How Can We Set the HPA Rules to Scale Based Off Resource Limits

By default, setting a target or average utilization will configure your HPA to scale when the utilization percentage of the resource request reaches a certain value. For instance, if the request is for 100m and the utilization percentage is 75, the deployment will scale once the cpu usage reaches 75m.

How can we configure the HPA to calculate utilization percentage based on resource limits? So that, for instance, if my limit was set to 200m, and I wanted a utilization percentage is 75, the deployment will scale when the cpu usage reaches 150m.

The answer is a simple formula. First I will show you the formula and then we can delve into its simplistic explanation.

Formula -> (limit/request) × desiredPercentage

Understanding the Formula

Now, to explain how this works.

limit/request: This ratio gives you the proportion of the limit relative to the request. For example, if the limit is twice the request, this ratio would be 2.

desiredPercentage: This is the target utilization percentage you would like to set for scaling based on the limit. For example, if you set a target CPU utilization of 50% based on the limit, the desiredPercentage is 50.

When you multiply this ratio by the desiredPercentage, you effectively adjust the target utilization to reflect the limit rather than the request. For instance, if the limit is twice the request and your desiredPercentage is 50%, the formula would yield 100%. This means that the HPA will now scale up when the utilization reaches 100% of the request, which corresponds to 50% of the limit.

This formula allows you to keep using HPA, which inherently bases its calculations on requests, but with scaling behavior that considers limits.

Example

Suppose you have a container with a CPU request of 100m (milli-CPU) and a limit of 500m. You would like to set an HPA target CPU utilization of 60% based on the limit.

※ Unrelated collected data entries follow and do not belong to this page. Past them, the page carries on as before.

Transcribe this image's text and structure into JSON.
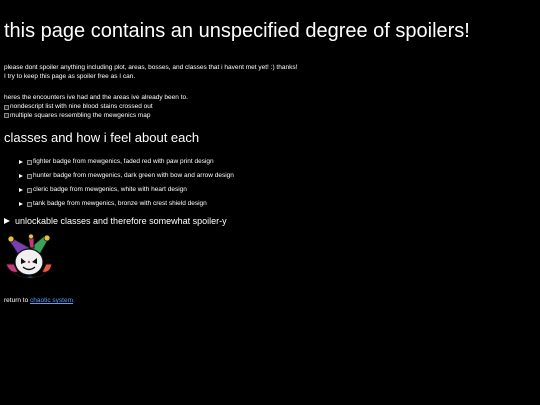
{
  "header": {
    "title": "this page contains an unspecified degree of spoilers!"
  },
  "intro": {
    "line1": "please dont spoiler anything including plot, areas, bosses, and classes that i havent met yet! :) thanks!",
    "line2": "I try to keep this page as spoiler free as I can."
  },
  "encounters": {
    "text": "heres the encounters ive had and the areas ive already been to.",
    "images": [
      {
        "alt": "nondescript list with nine blood stains crossed out",
        "icon": "broken-image-icon"
      },
      {
        "alt": "multiple squares resembling the mewgenics map",
        "icon": "broken-image-icon"
      }
    ]
  },
  "classes": {
    "heading": "classes and how i feel about each",
    "items": [
      {
        "alt": "fighter badge from mewgenics, faded red with paw print design"
      },
      {
        "alt": "hunter badge from mewgenics, dark green with bow and arrow design"
      },
      {
        "alt": "cleric badge from mewgenics, white with heart design"
      },
      {
        "alt": "tank badge from mewgenics, bronze with crest shield design"
      }
    ]
  },
  "unlockables": {
    "label": "unlockable classes and therefore somewhat spoiler-y"
  },
  "footer": {
    "prefix": "return to ",
    "link_text": "chaotic system"
  },
  "colors": {
    "background": "#000000",
    "text": "#ffffff",
    "link": "#4fa3ff"
  }
}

Applying the formula: (500m/100m) × 60 = 300

This calculation tells the HPA to target CPU utilization at 300% based on the request, which effectively makes it scale based on reaching 60% of the CPU limit.

Practical Example using Terraform

Using terraform variables lets us bake this formula into our modules:

resource "kubernetes_horizontal_pod_autoscaler_v2" "example_hpa" {
metadata {
name = "example-hpa"
namespace = "default"
}

spec {
min_replicas = 1
max_replicas = 10

metrics {
type = "Resource"
resource {
name = "cpu"
target_average_utilization = ceil((var.cpu_limit/var.cpu_request) * var.cpu_utilization)
}
}
}
}

Conclusion

By adjusting the target utilization in this way, you can effectively make the HPA consider the limits for scaling decisions, even though it technically operates on request values.

Configuring our HPA around resource limits can help us ensure optimal resource utilization and cost efficiency. However, it’s important to balance this approach with the risks of potential resource starvation for other pods and the need for careful monitoring to avoid overloading nodes.

Disclaimer: Not all workloads benefit from the use of separate resource limits.